Patient Safety and Quality
Background: Opioid Use Disorder (OUD) related deaths have increased exponentially since 2000, with a record 72,000 deaths in 2017. The emergency department is the front line of health care’s response to this epidemic. New state and national laws seek to increase access to OUD treatment. Before implementing quality improvement changes, hospitals first need to quantify how well ED providers treat patients with OUD.
Methods: A retrospective analysis of patient charts from October 2018 was performed. Care was provided at an urban academic ED with annual volume of 135,000. Patients were identified by ICD coding of both primary diagnoses (n = 144, Defined as: ED visit directly related to OUD) and secondary diagnoses (n = 253, Defined as: ED visit for a complication of OUD or non-OUD related complaint). Charts were excluded for age <18, pregnancy, or dispositions of admission, against medical advice, or eloped. Charts were reviewed for resources provided: substance use counseling within 14 days, methadone or buprenorphine-naloxone administered in ED, buprenorphine-naloxone prescription given on discharge, naloxone-kit given at discharge.
Results: Primary OUD: 65% of patients received at least one OUD treatment resource. 60.4% had substance use counseling within 14 days (95%CI 52.3-68.0). 3.5% received buprenorphine-naloxone/methadone in ED (95%CI 1.5-7.9). 2.8% of patients had buprenorphine/methadone prescribed (95%CI 1.1-6.9). 4.8% of patients were given a naloxone-kit at discharge (95%CI 2.4-9.7).

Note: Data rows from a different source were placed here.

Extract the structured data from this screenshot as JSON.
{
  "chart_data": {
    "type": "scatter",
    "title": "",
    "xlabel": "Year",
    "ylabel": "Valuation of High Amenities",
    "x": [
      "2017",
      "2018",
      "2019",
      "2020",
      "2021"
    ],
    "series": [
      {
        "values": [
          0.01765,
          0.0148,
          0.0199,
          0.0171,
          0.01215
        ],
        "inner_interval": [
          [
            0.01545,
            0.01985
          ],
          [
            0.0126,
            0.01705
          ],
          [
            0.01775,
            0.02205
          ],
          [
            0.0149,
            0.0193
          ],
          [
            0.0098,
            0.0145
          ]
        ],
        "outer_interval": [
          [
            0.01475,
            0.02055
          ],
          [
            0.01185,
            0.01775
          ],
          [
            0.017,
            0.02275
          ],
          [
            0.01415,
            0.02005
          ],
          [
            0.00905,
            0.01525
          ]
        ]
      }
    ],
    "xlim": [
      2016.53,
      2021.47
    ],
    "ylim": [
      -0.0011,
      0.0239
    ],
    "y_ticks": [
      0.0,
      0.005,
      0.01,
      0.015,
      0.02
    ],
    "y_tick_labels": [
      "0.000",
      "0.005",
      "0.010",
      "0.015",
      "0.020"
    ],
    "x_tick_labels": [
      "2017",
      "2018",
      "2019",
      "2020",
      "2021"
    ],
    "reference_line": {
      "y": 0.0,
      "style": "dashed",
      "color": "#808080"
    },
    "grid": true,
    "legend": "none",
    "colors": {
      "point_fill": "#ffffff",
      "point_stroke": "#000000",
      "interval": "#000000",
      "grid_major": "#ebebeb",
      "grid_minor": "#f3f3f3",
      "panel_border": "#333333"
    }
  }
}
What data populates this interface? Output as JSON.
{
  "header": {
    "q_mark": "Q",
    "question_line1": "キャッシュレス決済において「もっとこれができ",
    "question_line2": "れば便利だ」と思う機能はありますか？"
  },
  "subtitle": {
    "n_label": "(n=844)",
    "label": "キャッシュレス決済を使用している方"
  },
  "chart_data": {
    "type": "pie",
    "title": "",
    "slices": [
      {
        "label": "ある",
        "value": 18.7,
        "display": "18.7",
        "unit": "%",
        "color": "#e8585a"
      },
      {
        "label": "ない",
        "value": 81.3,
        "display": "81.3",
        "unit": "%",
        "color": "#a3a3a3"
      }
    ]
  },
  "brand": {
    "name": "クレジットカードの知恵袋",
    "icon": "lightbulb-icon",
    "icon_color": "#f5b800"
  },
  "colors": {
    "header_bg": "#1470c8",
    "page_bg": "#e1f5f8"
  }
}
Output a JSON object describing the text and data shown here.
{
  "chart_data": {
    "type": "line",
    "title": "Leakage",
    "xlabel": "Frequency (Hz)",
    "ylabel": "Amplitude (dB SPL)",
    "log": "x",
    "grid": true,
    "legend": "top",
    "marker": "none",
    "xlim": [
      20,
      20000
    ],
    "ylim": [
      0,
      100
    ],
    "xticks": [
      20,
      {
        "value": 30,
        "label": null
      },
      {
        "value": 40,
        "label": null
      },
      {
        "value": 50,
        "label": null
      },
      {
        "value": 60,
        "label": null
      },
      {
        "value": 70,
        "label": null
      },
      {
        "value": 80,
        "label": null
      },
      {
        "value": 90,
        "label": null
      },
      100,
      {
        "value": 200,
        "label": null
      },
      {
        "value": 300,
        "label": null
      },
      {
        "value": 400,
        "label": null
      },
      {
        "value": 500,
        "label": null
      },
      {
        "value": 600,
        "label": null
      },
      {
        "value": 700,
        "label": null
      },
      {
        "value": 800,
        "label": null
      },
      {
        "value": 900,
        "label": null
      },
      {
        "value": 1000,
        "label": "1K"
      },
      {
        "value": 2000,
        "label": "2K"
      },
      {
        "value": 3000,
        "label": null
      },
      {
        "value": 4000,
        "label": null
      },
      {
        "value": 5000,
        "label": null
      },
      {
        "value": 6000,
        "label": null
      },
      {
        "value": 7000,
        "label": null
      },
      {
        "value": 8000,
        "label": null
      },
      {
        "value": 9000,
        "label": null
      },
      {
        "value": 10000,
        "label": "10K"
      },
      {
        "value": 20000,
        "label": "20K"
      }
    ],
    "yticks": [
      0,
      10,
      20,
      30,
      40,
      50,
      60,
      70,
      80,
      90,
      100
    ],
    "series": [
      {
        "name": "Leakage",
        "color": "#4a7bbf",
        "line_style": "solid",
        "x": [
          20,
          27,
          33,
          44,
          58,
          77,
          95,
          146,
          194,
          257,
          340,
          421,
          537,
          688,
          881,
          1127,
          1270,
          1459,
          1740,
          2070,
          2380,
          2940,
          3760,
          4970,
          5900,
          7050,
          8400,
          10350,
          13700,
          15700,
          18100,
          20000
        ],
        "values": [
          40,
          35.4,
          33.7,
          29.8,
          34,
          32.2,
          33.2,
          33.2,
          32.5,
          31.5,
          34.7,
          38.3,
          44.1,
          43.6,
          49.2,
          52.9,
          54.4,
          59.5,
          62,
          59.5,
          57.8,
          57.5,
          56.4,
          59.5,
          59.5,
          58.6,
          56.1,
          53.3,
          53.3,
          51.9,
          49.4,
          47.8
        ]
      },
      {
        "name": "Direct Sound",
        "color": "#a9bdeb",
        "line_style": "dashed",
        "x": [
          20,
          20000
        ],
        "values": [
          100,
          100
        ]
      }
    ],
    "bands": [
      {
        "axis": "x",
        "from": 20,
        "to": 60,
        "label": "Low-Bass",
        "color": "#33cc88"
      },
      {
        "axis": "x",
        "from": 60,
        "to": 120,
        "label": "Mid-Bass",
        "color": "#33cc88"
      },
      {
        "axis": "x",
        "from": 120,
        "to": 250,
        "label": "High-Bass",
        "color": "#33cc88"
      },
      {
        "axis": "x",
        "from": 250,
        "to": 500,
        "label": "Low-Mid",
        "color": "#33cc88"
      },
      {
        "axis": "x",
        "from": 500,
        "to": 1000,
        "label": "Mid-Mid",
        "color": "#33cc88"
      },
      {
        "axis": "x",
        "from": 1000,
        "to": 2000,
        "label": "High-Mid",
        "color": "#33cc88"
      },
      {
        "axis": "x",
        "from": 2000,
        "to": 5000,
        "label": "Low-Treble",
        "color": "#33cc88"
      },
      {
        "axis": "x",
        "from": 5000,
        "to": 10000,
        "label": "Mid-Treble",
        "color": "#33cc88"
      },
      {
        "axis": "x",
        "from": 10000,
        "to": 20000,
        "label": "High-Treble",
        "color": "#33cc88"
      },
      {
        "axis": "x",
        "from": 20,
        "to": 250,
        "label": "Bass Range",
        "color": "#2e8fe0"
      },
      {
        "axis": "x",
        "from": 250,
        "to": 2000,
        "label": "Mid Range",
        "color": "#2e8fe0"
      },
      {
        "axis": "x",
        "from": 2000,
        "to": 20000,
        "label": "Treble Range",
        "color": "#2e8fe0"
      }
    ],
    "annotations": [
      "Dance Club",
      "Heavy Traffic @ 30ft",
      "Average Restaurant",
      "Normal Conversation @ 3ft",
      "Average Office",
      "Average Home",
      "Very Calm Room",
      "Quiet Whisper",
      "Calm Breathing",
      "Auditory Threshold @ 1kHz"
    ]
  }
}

Secondary OUD: 31% of patients received at least one OUD treatment resource. 21.7% of patients had substance use counseling within 14 days (95%CI 17.1-27.2). 1.9% received buprenorphine-naloxone/methadone in ED (95%CI 0.8-4.5). 3.5% of patients had buprenorphine-naloxone prescribed (95%CI 1.9-6.6). 0.7% of patients were given a naloxone-kit at discharge (95%CI 0.2-2.8).
Conclusion: In a large urban academic ED, a majority of patients presenting with a primary OUD diagnosis receive treatment. Secondary diagnosis OUD patients may receive treatment, but less than those above. There is opportunity for improvement in our care of both of these groups. MAT is not routinely performed in our ED. Identification of patients not receiving optimal OUD therapy is essential to addressing this epidemic.